Analyst Reviews Various Strategies For Generating Income As Spreads Narrow

Depressed loan rates and the resulting narrow spreads, coupled with the rising cost of serving expanding memberships, has forced credit unions to live on less, according to one expert.

The result: many credit unions are finding it necessary to reinvent their business models and rely more on fee and other income to bolster their bottom lines.

"Gone are the days when the question is 'to fee or not to fee,'" said Janet Randall, AVP with CUNA Mutual Group, in remarks before CUNA's Future Forum. "The question today is, 'where can I generate this fee income that's necessary to improve my bottom line?' Credit unions need to look at different areas, such as member services, or member lending, during these times of fierce competition and decreasing net interest income."

In 2001, Randall noted, net interest income averaged $3.58 for every $100 of assets-the lowest in credit union history. "To put this in perspective, in the 1960s and 1970s, credit unions earned well over $5 for every $100 in assets. This number may decline even further as interest rates move up, putting more pressure on credit unions to rely on non-interest income."

Credit unions are also experiencing cost increases for serving their expanding and diverse memberships. Those expenses have increased 85% from the end of 1990, to $215 annually per member (see related story, page 3). "The expense growth relates to meeting our members' product and service demands, and the growing channels necessary to deliver them," Randall said

Other Options Beyond NSF

One commonly recognized revenue generator is the Non-Sufficient Fund (NSF) fee on checking accounts. But there are other checking-related fees that can generate income, yet still provide a good service and value to members, according to Randall xamples are fees on e-checks, debit cards, non-member check cashing, ATMs, and payroll cards in some areas.

Credit cards, student loans and auto loans create other opportunities to generate revenue. But credit unions need to look at their entire loan portfolio to make sure all loans are performing well for them. "Mortgage and home equity loans are the most efficient ways for members to borrow, and the most powerful method of developing PFI (Primary Financial Institution) status with a member," Randall said. "Surveys show that 70% of those members with a mortgage or home equity loan through their credit union identify it as their PFI. Those loans deepen the member relationship."

Important in deepening that relationship is getting a line of credit extended to members. "Preferably, you want to do that at the time of the first mortgage. It's important to open that line of credit, but just as important is getting the member to borrow on it," Randall said. "And, you need to make sure the channels are in place for easy access."

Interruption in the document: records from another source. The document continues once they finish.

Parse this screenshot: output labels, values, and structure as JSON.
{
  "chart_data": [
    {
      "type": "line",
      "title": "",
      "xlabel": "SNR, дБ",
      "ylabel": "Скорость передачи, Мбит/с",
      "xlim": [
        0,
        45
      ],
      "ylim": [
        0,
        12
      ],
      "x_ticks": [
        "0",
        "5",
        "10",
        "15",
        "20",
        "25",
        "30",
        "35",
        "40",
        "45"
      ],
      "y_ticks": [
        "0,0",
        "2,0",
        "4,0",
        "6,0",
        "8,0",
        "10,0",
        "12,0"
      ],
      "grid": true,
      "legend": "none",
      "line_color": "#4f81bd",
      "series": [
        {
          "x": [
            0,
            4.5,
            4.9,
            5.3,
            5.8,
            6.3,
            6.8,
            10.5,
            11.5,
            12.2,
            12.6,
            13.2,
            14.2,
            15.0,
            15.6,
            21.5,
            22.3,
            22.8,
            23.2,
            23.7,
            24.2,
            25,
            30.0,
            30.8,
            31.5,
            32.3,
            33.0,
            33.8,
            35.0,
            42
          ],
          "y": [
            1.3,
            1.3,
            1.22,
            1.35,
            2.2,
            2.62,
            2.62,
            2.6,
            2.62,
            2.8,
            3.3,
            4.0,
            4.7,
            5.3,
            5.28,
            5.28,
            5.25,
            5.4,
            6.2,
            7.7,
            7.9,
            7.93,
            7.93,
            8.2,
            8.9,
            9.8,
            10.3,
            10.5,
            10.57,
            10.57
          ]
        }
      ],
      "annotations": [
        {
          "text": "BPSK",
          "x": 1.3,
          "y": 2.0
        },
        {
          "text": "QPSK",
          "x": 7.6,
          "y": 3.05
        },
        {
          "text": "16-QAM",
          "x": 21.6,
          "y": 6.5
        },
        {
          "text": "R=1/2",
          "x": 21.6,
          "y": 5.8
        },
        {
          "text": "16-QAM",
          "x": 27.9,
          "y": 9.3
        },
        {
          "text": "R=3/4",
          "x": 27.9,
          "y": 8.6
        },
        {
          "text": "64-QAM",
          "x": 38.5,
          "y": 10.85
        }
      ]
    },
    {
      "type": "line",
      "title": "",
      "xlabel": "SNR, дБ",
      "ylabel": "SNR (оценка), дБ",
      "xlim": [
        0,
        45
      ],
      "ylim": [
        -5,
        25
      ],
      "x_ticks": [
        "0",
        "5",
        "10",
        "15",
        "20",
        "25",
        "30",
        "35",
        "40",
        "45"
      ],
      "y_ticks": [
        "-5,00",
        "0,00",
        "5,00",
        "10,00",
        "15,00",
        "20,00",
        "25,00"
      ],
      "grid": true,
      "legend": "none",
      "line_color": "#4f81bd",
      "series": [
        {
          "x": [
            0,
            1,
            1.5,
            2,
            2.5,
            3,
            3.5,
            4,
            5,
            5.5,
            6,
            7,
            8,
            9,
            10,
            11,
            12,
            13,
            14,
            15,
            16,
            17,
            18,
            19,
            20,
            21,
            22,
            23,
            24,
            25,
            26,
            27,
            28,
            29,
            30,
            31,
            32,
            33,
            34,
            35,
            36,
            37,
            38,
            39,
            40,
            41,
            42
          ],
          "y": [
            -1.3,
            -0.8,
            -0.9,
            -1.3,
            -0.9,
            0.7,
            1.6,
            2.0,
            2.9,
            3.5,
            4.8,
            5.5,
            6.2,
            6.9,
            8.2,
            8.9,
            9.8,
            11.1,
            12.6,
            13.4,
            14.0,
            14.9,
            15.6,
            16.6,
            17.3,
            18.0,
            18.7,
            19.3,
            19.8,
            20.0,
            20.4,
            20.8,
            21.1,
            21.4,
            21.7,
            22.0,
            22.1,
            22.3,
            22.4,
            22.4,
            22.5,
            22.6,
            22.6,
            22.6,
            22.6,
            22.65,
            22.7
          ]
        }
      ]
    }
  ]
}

Lending protection, including credit insurance, is another way to add to the loan yield ew on the credit union lending protection scene is debt cancellation, Randall said. "Because debt cancellation is a lending product, and not insurance, it is often easier to offer and administer to members. Debt cancellation offers credit unions flexibility in providing various protection programs that are managed by the credit union, like other loan products."

Non-interest income has become necessary for credit unions in today's marketplace, Randall added. "In order to remain financially viable, credit unions must weigh all revenue options available to them, and then decide which are the best fit for their members and the credit union."